The U.S. war against terrorism has quickly reshaped relations with both Canada and Mexico. The strong trade link, through the North American Free Trade Agreement (NAFTA), is also becoming a strong security arrangement.

The impact of the terrorist attacks against the United States has been felt south of the border. Armed soldiers can be seen patrolling near the bridges that connect Juarez with the city of El Paso, Texas. Mexican Customs agents are also on the alert for suspicious-looking vehicles.

U.S. Immigration Service agents say there has been excellent cooperation from Mexican officials and from the Mexican consulate in El Paso during this time of heightened alert.

Mexico's Interior Minister, Santiago Creel, says steps are being taken to prevent terrorists from operating from Mexico.

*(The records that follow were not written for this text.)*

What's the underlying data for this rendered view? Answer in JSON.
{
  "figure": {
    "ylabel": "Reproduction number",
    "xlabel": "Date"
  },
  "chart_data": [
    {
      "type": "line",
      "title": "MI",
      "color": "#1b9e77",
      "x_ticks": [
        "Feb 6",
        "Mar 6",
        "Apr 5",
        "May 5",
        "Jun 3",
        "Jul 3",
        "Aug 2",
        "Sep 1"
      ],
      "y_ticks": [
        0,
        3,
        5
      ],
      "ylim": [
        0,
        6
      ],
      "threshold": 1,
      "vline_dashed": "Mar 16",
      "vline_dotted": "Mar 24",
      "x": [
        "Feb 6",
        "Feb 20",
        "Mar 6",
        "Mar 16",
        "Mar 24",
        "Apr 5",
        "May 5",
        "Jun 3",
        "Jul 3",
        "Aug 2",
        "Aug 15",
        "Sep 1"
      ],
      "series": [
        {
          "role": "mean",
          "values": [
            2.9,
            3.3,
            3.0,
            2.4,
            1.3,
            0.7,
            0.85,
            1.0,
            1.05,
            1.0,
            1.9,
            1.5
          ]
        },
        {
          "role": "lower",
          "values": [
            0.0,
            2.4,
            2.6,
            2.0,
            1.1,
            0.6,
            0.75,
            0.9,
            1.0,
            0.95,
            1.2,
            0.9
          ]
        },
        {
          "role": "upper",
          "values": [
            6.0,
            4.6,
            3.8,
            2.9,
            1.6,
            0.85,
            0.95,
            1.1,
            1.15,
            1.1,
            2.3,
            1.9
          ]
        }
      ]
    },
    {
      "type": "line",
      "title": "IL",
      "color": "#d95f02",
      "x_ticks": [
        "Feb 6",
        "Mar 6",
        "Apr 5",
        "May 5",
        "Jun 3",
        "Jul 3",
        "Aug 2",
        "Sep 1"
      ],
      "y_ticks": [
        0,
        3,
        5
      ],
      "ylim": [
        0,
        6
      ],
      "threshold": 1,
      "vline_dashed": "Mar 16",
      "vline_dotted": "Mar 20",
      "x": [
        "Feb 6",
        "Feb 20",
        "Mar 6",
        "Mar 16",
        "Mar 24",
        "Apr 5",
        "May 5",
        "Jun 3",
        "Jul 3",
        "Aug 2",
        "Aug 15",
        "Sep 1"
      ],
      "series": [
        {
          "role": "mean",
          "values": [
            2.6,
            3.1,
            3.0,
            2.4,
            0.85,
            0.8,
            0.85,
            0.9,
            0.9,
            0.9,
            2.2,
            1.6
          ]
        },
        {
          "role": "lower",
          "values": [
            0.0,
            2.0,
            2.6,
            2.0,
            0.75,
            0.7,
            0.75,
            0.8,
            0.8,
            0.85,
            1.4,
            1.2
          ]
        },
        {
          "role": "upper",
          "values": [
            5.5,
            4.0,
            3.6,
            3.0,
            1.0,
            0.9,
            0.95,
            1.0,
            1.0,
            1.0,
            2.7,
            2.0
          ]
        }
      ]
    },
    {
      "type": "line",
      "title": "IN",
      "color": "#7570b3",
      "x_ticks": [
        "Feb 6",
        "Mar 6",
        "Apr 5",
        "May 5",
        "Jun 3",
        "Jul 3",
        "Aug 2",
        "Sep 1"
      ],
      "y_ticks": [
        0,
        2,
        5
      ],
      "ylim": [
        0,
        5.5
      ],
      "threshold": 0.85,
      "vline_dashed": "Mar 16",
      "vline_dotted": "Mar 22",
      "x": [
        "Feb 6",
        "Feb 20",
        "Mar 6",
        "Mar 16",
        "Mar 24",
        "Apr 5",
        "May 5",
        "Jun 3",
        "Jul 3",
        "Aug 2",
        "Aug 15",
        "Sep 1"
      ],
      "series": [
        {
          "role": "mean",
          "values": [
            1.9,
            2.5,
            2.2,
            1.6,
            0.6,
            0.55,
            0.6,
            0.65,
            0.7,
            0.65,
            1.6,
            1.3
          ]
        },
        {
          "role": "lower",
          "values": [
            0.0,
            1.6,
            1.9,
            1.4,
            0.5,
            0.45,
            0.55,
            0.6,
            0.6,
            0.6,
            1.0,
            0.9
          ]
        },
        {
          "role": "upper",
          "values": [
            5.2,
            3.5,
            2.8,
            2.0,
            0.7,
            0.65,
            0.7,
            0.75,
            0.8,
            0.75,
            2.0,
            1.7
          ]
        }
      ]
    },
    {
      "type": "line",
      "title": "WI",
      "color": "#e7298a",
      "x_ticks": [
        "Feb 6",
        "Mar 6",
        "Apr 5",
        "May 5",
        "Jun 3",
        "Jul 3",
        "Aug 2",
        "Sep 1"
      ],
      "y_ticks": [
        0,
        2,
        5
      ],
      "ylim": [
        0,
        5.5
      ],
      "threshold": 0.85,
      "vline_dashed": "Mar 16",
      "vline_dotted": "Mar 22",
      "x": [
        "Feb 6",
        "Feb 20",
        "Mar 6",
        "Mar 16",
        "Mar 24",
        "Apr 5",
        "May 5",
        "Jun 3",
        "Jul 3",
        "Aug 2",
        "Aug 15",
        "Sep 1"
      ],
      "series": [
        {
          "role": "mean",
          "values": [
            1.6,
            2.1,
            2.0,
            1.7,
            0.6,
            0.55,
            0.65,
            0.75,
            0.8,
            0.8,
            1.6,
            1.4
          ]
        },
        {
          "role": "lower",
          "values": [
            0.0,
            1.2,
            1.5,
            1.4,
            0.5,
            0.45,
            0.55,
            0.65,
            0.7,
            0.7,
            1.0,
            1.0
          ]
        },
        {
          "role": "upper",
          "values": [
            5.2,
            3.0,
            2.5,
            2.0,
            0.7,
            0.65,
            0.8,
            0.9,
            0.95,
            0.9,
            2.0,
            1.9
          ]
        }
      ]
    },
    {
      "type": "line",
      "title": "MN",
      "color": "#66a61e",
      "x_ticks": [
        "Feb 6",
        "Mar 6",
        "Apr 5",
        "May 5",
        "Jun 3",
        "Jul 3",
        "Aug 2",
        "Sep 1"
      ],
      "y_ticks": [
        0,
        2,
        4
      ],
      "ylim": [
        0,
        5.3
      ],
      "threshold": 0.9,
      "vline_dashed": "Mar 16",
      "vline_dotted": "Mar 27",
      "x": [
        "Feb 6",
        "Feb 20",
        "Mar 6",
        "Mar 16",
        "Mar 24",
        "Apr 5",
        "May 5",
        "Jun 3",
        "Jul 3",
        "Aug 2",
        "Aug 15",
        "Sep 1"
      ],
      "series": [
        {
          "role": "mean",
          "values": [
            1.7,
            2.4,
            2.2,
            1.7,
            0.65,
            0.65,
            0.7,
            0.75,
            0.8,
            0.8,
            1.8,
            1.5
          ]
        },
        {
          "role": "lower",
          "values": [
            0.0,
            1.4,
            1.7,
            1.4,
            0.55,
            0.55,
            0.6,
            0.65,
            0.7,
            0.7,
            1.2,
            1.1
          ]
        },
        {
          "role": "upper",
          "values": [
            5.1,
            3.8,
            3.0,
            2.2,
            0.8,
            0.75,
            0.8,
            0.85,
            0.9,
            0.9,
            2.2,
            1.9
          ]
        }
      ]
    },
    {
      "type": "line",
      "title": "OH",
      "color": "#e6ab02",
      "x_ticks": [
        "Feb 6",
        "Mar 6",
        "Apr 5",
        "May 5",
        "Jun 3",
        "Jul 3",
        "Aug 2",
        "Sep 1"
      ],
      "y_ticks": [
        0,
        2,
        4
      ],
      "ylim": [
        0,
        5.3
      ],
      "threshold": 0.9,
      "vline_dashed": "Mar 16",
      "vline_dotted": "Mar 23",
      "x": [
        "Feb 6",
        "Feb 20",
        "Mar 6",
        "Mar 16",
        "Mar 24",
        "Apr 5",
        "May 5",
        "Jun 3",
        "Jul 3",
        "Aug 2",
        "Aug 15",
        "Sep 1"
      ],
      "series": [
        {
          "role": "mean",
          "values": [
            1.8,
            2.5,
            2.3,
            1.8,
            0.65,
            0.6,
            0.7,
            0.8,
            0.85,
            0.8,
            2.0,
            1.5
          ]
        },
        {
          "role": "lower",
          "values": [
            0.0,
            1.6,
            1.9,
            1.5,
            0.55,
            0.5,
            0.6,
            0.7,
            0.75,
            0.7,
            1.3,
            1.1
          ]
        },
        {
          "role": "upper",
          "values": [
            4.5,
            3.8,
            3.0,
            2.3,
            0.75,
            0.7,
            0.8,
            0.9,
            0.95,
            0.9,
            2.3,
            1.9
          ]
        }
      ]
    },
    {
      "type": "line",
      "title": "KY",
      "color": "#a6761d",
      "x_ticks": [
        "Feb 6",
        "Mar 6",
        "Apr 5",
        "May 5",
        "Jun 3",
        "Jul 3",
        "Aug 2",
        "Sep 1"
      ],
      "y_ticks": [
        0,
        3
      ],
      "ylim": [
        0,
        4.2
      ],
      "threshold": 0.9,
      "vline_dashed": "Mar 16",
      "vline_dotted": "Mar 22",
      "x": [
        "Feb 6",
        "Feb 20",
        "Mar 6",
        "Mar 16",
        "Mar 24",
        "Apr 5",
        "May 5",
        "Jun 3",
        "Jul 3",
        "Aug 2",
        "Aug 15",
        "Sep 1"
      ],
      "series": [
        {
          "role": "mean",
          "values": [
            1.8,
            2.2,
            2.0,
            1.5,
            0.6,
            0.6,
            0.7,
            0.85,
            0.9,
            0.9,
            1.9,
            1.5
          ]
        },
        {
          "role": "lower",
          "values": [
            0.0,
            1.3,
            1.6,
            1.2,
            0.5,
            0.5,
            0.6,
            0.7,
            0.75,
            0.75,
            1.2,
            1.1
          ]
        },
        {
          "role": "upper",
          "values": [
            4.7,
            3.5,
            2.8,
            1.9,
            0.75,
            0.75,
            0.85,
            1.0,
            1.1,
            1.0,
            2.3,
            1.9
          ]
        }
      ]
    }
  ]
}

He says Mexican authorities are reinforcing the nation's intelligence, law enforcement and immigration measures. He says he wants to keep his nation calm, and that there is no evidence so far that Mexico is at risk.

In the days after the September 11 attacks, Mexican authorities detained dozens of people of Central Asian or Middle Eastern origin, but Mr. Creel says no one is currently being held in connection with the terrorist acts.

Mexican army troops remain on the southern border to prevent the entry of undocumented people from other nations who may wish to transit Mexico on the way to the United States. There is also extra security around Mexico's oil fields and refineries.

Mexico supplies the United States with 1.5 million barrels of oil each day.

U.S. officials increasingly see Mexico and Canada as the rear guard for protecting the United States. A report conducted in late September by a private firm called Strategic Forecasting says security will become the major issue in the relations between the three nations.

The report predicted that the United States, Canada and Mexico would work to form a North American security perimeter, with counter-terrorism being the priority.